Walking the brush...

In the Saturday 8th November Guardian Review section an interview with painter Simon Ling reveals this painter's decision to paint on location and in the streets as opposed to through the use of mediated imagery.
http://www.theguardian.com/artanddesign/2013/nov/08/why-painting-still-matters-tate-britain

Ling says

"I paint in the street because the texture of decision-making is different. It feels sharper and healthier and quicker. One day, I saw a group of schoolkids approaching and I thought: "Here we go." But then one of them said something really perceptive: "That's live." And that is the reason I do it. I want to make this a live, but slightly shifted, version of the world that has me both in it and looking at it."

His reflections on his painting practice reveal the importance of embodied experience in the production of his work and the value he places on the conflation of the objective and subjective  within a single image. What is most interesting perhaps that through embracing this duality within the work, he acknowledges that what results is a 'slightly shifted version of the world'.

His words echo ideas expressed elsewhere on this blog, that through the activity of drawing, a new or shifted understanding of the drawn subject emerges and captures not only what is seen but what is felt. The capacity for drawing to achieve this was discussed at the symposium in July. 
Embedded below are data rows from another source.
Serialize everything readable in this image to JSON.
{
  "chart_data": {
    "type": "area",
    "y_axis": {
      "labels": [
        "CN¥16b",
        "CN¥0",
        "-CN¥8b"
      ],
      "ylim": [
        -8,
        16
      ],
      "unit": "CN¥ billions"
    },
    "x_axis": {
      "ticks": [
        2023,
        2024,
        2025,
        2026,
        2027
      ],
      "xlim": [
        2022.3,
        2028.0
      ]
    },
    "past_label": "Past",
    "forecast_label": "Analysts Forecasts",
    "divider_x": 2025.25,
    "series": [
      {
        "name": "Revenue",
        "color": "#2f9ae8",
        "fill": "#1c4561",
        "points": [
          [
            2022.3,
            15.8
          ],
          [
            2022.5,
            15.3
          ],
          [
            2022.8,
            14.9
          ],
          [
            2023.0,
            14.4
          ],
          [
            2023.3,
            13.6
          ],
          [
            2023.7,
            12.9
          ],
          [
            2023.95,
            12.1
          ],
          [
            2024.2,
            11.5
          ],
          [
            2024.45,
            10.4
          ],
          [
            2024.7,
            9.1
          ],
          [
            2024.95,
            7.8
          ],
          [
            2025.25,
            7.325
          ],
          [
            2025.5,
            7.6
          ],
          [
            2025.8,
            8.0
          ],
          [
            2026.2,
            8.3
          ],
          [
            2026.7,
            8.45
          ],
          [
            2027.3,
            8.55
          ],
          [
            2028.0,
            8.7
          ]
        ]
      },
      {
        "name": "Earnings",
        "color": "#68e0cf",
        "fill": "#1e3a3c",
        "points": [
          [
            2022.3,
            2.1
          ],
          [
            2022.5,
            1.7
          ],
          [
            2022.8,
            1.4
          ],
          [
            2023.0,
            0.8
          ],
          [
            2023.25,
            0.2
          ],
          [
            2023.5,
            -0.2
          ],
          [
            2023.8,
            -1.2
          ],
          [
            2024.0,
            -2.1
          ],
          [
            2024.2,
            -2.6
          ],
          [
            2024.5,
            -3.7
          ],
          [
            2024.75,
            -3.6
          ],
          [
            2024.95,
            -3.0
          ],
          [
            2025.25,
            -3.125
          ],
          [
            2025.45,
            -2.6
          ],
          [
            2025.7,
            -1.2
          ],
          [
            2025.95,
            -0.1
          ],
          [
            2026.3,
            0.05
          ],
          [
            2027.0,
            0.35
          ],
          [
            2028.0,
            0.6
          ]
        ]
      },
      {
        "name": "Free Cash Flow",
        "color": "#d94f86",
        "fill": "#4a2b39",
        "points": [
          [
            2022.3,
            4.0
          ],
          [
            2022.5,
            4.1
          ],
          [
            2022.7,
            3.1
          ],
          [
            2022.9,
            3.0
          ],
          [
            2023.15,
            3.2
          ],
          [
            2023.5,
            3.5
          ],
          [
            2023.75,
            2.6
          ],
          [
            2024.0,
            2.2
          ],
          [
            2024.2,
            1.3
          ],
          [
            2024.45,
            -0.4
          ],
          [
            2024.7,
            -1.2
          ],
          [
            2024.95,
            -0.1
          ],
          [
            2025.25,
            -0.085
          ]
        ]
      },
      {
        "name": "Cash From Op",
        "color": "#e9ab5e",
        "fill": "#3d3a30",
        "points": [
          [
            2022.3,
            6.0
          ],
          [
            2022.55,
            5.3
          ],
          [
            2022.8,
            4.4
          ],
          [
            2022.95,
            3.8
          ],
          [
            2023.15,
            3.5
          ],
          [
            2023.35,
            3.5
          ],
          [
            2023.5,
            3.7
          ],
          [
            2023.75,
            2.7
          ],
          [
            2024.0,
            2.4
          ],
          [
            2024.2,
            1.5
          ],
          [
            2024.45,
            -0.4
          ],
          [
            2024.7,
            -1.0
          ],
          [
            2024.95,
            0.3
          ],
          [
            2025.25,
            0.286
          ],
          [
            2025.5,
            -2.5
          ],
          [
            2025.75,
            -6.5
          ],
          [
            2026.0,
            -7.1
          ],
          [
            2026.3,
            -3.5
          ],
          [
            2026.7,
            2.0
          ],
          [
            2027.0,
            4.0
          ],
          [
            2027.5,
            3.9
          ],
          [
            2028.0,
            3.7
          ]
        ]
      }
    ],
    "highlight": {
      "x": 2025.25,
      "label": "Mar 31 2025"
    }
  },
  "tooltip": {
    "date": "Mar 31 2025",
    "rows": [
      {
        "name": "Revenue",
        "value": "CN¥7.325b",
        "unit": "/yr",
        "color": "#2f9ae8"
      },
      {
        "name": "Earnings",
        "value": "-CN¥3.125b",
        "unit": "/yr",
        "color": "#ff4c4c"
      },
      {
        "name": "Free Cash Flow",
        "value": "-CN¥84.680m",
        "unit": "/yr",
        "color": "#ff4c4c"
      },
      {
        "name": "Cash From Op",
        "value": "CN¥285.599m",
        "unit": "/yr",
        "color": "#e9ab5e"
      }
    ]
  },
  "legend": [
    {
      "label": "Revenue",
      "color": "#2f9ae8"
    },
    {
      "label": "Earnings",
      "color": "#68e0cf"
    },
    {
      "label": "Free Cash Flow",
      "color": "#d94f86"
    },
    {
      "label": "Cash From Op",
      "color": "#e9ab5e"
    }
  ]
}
One question that Ling's reflections prompt, is where else we might find this type of activity- we've noticed it in drawing , where else can it be found? Does 'walking the line ' describe artists who draw on location or something more? If something more, what is the 'more' and what makes it significant?  We might also consider the role of  the medium in the negotiations that the media initiates between artist and site. Wet versus dry, scale are all factors to be negotiated and refined according to site.